Even collision resistance is not sufficient to make HMAC unforgeable, so neither is second-preimage resistance.
Let $H : \{0,1\}^* \to \{0,1\}^n$ be a collision resistant hash function. We define the hash function $H' \{0,1\}^* \to \{0,1\}^{n+1}$$H' : \{0,1\}^* \to \{0,1\}^{n+1}$ as $$H'(m\Vert b) = H(m)\Vert b,$$ where $|b|=1$.
Since for any $m_0\Vert b_0$ and $m_1\Vert b_1$, it holds that $H'(m_0\Vert b_0) = H'(m_1\Vert b_1)$ if and only if $b_0=b_1$ and $H(m_0)=H(m_1)$, it is easy to see that any collision in $H'$ implies a collision in $H$. Thus $H'$ must remain collision resistant.
However, HMAC instantiated with $H'$ is easily forgeable.

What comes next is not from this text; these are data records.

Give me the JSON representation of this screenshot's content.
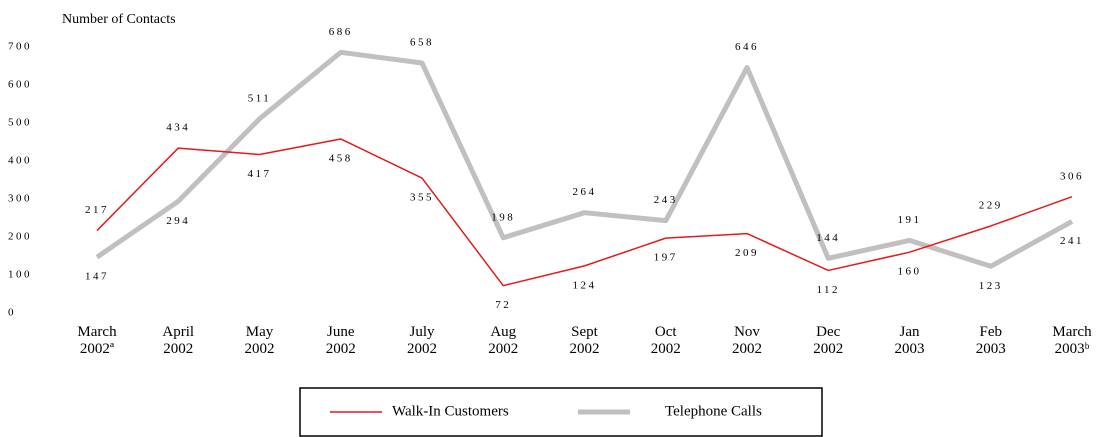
{
  "chart_data": {
    "type": "line",
    "ylabel": "Number of Contacts",
    "categories": [
      "March 2002ª",
      "April 2002",
      "May 2002",
      "June 2002",
      "July 2002",
      "Aug 2002",
      "Sept 2002",
      "Oct 2002",
      "Nov 2002",
      "Dec 2002",
      "Jan 2003",
      "Feb 2003",
      "March 2003ᵇ"
    ],
    "series": [
      {
        "name": "Walk-In Customers",
        "color": "#e41a1c",
        "values": [
          217,
          434,
          417,
          458,
          355,
          72,
          124,
          197,
          209,
          112,
          160,
          229,
          306
        ]
      },
      {
        "name": "Telephone Calls",
        "color": "#c0c0c0",
        "values": [
          147,
          294,
          511,
          686,
          658,
          198,
          264,
          243,
          646,
          144,
          191,
          123,
          241
        ]
      }
    ],
    "ylim": [
      0,
      700
    ],
    "yticks": [
      0,
      100,
      200,
      300,
      400,
      500,
      600,
      700
    ],
    "grid": false
  }
}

\begin{align} \mathsf{HMAC}(K,m\Vert b) =& H'\Bigl((K\oplus \mathsf{opad})\Vert H'\bigl((K\oplus \mathsf{ipad})\Vert m\Vert b\bigr)\Bigr)\\ =&H'\Bigl((K\oplus \mathsf{opad})\Vert H\bigl((K\oplus \mathsf{ipad})\Vert m\bigr)\Vert b\Bigr)\\ =&H\Bigl((K\oplus \mathsf{opad})\Vert H\bigl((K\oplus \mathsf{ipad})\Vert m\bigr)\Bigr)\Vert b\\ \end{align}
I.e., an adversary can take the tag $t$ for some arbitrary message $m$, and present $(m\oplus 0\dots01,t\oplus 0\dots01)$ as a valid forgery with probability $1$.